I smiled. Not because I thought I was better than him. But because something in it felt familiar.
I feel I have also spent years in that exact frequency. The frequency of a mind that won’t, or perhaps can’t, stop controlling and measuring.
These days, we have normalized controlling and measuring, partly because we have the tools for it. In fact, it is socially sexy to use them.
We, as humans, go to great lengths to manage uncertainty and feel safe. One of the most recent ways to do that is thinking life is a game that can be managed. That it’s about winning and losing. And of course sports and games need stats. When we spend our life navigating numbers, interpreting them, building defenses and attacks, and trying to win, our brain develops and forms a specific architecture. It learns to treat everything, including our own existence, as a project to be managed, or rather a game to be won.
When anything feels uncertain, data becomes a form of safety. If we can track our projects, time, meetings, people, tasks, goals, and many other things, we feel productive. It feels like we are getting somewhere. And without noticing it, the same habit extends further. We start tracking our sleep, our heart rate, our steps, our moods, and many other things. Again, we feel productive. We feel like we are doing something. Like we have a handle on the chaos.
We are not necessarily trying to be self-centered; we are trying to be in control and not waste time doing nothing. Because when we do nothing, the uncertain chaos, the inner one, comes back.

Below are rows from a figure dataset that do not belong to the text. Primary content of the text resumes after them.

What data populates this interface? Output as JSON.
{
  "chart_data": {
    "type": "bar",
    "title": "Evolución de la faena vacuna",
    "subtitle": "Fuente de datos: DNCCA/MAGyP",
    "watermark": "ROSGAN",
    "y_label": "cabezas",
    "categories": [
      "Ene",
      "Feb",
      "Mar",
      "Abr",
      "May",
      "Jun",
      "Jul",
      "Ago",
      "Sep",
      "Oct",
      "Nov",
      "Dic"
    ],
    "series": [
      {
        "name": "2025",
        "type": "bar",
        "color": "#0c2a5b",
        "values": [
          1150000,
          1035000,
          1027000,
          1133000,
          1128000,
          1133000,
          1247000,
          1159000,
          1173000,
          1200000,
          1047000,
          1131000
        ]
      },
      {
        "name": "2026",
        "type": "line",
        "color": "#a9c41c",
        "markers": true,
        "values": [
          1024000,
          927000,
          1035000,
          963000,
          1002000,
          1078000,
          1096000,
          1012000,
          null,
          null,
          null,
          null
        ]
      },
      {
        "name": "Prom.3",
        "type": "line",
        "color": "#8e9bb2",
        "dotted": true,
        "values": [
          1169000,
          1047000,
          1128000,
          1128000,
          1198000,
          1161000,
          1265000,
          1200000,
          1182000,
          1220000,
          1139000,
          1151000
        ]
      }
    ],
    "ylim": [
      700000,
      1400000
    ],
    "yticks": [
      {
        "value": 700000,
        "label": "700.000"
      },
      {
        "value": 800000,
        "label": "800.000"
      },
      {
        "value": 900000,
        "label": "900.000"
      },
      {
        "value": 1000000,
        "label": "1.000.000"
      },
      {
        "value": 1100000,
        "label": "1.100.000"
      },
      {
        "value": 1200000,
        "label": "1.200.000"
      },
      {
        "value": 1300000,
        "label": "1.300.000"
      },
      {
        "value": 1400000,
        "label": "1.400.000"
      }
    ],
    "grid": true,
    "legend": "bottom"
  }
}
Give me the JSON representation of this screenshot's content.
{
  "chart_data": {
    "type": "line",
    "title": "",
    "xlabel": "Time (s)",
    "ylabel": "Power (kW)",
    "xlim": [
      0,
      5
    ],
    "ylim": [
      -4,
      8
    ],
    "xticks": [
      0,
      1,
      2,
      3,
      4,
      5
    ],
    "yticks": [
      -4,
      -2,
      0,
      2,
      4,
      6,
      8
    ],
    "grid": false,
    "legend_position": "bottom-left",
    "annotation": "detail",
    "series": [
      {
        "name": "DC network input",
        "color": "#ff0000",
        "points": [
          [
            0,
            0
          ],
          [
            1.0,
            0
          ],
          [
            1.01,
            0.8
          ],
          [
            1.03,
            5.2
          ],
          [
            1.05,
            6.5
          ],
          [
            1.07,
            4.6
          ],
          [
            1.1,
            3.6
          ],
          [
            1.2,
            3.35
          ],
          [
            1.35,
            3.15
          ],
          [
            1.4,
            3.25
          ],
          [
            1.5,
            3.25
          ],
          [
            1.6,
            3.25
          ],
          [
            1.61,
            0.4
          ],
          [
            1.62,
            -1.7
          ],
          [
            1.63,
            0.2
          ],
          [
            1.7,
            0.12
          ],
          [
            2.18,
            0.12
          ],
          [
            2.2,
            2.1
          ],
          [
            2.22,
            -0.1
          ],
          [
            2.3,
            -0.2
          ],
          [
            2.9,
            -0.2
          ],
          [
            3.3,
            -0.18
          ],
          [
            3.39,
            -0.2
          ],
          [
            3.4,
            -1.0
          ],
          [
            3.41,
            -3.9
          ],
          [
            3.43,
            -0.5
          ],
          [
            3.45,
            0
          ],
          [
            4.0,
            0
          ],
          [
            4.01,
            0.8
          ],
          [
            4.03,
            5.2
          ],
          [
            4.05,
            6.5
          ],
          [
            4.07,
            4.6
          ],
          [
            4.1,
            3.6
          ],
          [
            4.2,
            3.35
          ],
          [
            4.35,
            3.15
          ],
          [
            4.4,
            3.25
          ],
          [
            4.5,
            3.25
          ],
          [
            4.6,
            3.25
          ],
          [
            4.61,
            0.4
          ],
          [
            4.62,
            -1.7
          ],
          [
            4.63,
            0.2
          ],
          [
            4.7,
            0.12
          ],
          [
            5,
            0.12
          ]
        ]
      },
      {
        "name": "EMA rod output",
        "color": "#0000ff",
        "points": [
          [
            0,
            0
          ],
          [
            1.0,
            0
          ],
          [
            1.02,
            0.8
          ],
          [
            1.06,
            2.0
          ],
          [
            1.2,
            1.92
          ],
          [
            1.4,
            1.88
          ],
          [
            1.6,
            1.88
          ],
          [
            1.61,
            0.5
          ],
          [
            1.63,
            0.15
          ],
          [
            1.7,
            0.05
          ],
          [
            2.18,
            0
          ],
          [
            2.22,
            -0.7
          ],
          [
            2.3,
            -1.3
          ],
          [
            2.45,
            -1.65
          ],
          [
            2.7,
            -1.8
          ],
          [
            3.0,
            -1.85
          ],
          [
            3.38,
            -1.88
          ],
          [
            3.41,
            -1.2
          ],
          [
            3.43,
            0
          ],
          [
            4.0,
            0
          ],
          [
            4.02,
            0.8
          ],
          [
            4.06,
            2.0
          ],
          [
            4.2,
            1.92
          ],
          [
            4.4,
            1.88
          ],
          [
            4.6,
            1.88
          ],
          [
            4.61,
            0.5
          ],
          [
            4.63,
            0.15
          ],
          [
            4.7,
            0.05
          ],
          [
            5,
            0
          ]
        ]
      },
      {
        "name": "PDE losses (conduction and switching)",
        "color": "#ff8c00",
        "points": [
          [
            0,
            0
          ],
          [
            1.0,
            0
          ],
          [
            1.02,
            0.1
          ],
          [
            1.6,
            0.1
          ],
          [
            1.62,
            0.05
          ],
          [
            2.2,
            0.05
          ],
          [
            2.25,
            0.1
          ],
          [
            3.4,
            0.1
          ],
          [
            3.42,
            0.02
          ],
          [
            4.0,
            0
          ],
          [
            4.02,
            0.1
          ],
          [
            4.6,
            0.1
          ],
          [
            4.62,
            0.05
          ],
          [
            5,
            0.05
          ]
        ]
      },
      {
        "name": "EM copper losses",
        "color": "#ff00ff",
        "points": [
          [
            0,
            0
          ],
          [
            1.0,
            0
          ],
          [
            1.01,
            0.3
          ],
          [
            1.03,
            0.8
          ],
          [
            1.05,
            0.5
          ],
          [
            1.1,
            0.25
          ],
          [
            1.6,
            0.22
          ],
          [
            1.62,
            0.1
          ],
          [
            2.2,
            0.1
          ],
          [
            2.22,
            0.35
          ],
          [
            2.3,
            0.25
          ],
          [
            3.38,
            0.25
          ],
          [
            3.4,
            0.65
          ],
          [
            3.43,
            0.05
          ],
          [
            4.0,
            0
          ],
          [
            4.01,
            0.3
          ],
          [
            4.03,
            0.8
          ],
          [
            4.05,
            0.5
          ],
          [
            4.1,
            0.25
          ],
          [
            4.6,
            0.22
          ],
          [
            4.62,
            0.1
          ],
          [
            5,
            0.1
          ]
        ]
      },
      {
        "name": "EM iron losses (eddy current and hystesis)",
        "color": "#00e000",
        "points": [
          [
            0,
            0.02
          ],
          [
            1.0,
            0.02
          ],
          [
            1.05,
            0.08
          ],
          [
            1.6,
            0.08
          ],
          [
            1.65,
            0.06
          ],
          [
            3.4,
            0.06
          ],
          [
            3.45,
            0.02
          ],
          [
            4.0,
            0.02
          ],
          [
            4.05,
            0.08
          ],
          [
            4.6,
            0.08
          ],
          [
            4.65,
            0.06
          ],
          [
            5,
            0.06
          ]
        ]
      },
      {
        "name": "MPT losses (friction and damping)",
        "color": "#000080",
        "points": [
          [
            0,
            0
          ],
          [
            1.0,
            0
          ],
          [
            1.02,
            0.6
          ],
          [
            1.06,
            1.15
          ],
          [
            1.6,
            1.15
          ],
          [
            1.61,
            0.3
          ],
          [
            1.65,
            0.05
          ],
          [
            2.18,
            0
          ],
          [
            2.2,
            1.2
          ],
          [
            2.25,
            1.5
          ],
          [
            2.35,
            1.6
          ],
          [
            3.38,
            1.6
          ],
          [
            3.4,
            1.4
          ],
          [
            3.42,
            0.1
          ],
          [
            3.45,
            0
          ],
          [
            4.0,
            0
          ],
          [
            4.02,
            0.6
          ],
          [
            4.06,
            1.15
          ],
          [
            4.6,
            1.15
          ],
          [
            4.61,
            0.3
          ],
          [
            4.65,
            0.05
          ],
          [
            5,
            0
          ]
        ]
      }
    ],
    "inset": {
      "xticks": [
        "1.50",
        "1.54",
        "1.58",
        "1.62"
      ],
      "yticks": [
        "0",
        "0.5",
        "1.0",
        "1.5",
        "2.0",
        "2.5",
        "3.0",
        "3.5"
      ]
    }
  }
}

And it’s not new. Just the costume is new. We’ve been looking at data for certainty in different packages since probably the dawn of time. Zodiacs, tarot, astrology and such, not in a demeaning way, were like our apps, smartwatches, and smartphones. Tools and technologies for managing uncertainty and feeling safe.
It is a natural, very human instinct. Life gets unpredictable, get a dashboard.
The trouble begins when this architecture turns inward. We start trying to manage our peace the way we manage a project. We look for the hack for presence, the metric for fulfillment, and the baseline for happiness. We approach the inner world with the same frantic energy that we use to survive the outer one. Get the best travel gear, the best yoga mat, the best meditation app, the best carefully curated luxury wellness retreats and so on.
I don’t look at that man and feel bad. I genuinely don’t. I see a version of myself that, at different times, has also tried to measure and accumulate his way out of restlessness. Because we’re taught the best way to navigate a life is to control our surroundings, stay safe, and win. Not realizing that the restlessness and the need for control often grow stronger in response. Even with all the attention and awareness I can muster, I still slip up from time to time.
For me, it took a lot of attention and time, a lot of seemingly quiet, but difficult inner work, to realize what I was searching for wasn’t in the data. And also not just outside. It was in the internal surrender. Surrender to uncertainty and the absurd beauty of life. I still catch myself wanting to measure things, wanting to quantify my peace and surroundings. But I’ve learned to notice it when it happens, sit with the urge and laugh at myself instead of acting on it.
I don’t have the answers for him. Nobody does. Unless we allow them. Anyone who claims to have one is just trying to sell something. He has to figure it out on his own. I just have a quiet compassion to offer. The one he doesn’t know about. A gentle wish that he finds his own way, his own peace.